Main de robot tenant un cerveau virtuel. Crédit :Patra Kongsiriongkolchai/Pond5
L'intelligence artificielle (IA) a encore beaucoup à apprendre des cerveaux des animaux, explique Anthony Zador, neuroscientifique du Cold Spring Harbor Laboratory (CSHL). Maintenant, il espère que les leçons des neurosciences pourront aider la prochaine génération d'intelligence artificielle à surmonter certains obstacles particulièrement difficiles.

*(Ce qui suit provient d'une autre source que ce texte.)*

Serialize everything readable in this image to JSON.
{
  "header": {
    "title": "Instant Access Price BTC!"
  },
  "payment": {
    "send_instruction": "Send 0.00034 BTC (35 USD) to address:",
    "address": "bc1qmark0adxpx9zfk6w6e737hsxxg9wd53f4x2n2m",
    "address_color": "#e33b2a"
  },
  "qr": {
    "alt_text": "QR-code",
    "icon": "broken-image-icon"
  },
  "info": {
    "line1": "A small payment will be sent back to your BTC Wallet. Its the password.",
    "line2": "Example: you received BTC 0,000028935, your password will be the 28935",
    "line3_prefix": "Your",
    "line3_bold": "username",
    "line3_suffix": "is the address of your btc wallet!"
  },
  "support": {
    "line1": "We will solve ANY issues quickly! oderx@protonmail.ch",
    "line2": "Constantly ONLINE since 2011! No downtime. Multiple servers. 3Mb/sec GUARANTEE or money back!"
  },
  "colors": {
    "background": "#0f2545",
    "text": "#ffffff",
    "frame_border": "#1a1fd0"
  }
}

Antoine Zador, MARYLAND., Doctorat., a passé sa carrière à travailler pour décrire, jusqu'au neurone individuel, les réseaux neuronaux complexes qui composent un cerveau vivant. Mais il a commencé sa carrière en étudiant les réseaux de neurones artificiels (ANN). ANN, quels sont les systèmes informatiques à l'origine de la récente révolution de l'IA, s'inspirent des réseaux ramifiés de neurones dans le cerveau animal et humain. Cependant, ce concept large est généralement l'endroit où l'inspiration s'arrête.
Dans un article de perspective récemment publié dans Communication Nature , Zador décrit comment des algorithmes d'apprentissage améliorés permettent aux systèmes d'IA d'atteindre des performances surhumaines sur un nombre croissant de problèmes plus complexes comme les échecs et le poker. Encore, les machines sont encore bloquées par ce que nous considérons comme les problèmes les plus simples.
Résoudre ce paradoxe pourrait enfin permettre aux robots d'apprendre à faire quelque chose d'aussi organique que traquer une proie ou construire un nid, ou même quelque chose d'aussi humain et banal que faire la vaisselle - une tâche que le PDG de Google, Eric Schmidt, a un jour qualifiée de "littéralement la demande numéro un... mais un problème extraordinairement difficile" pour un robot.
"Les choses que nous trouvons difficiles, comme la pensée abstraite ou le jeu d'échecs, ne sont en fait pas la chose difficile pour les machines. Les choses que nous trouvons faciles, comme interagir avec le monde physique, c'est ça qui est dur, " a expliqué Zador. " La raison pour laquelle nous pensons que c'est facile, c'est que nous avons eu un demi-milliard d'années d'évolution qui a câblé nos circuits pour que nous le fassions sans effort. "
C'est pourquoi Zador écrit que le secret d'un apprentissage rapide n'est peut-être pas un algorithme d'apprentissage général perfectionné. Au lieu, il suggère que les réseaux de neurones biologiques sculptés par l'évolution fournissent une sorte d'échafaudage pour faciliter l'apprentissage rapide et facile pour des types spécifiques de tâches, généralement celles cruciales pour la survie.
À titre d'exemple, Zador désigne votre jardin.
"Vous avez des écureuils qui peuvent sauter d'arbre en arbre en quelques semaines après la naissance, mais nous n'avons pas de souris qui apprennent la même chose. Pourquoi pas ?" dit Zador. "C'est parce que l'on est génétiquement prédéterminé pour devenir une créature arboricole."
Zador suggère que l'un des résultats de cette prédisposition génétique est le circuit inné qui aide à guider l'apprentissage précoce d'un animal. Cependant, ces réseaux d'échafaudage sont beaucoup moins généralisés que la panacée perçue de l'apprentissage automatique que la plupart des experts en IA poursuivent. Si les ANN identifiaient et adaptaient des ensembles de circuits similaires, Zador argumente, les robots ménagers du futur nous surprendront peut-être un jour avec une vaisselle propre.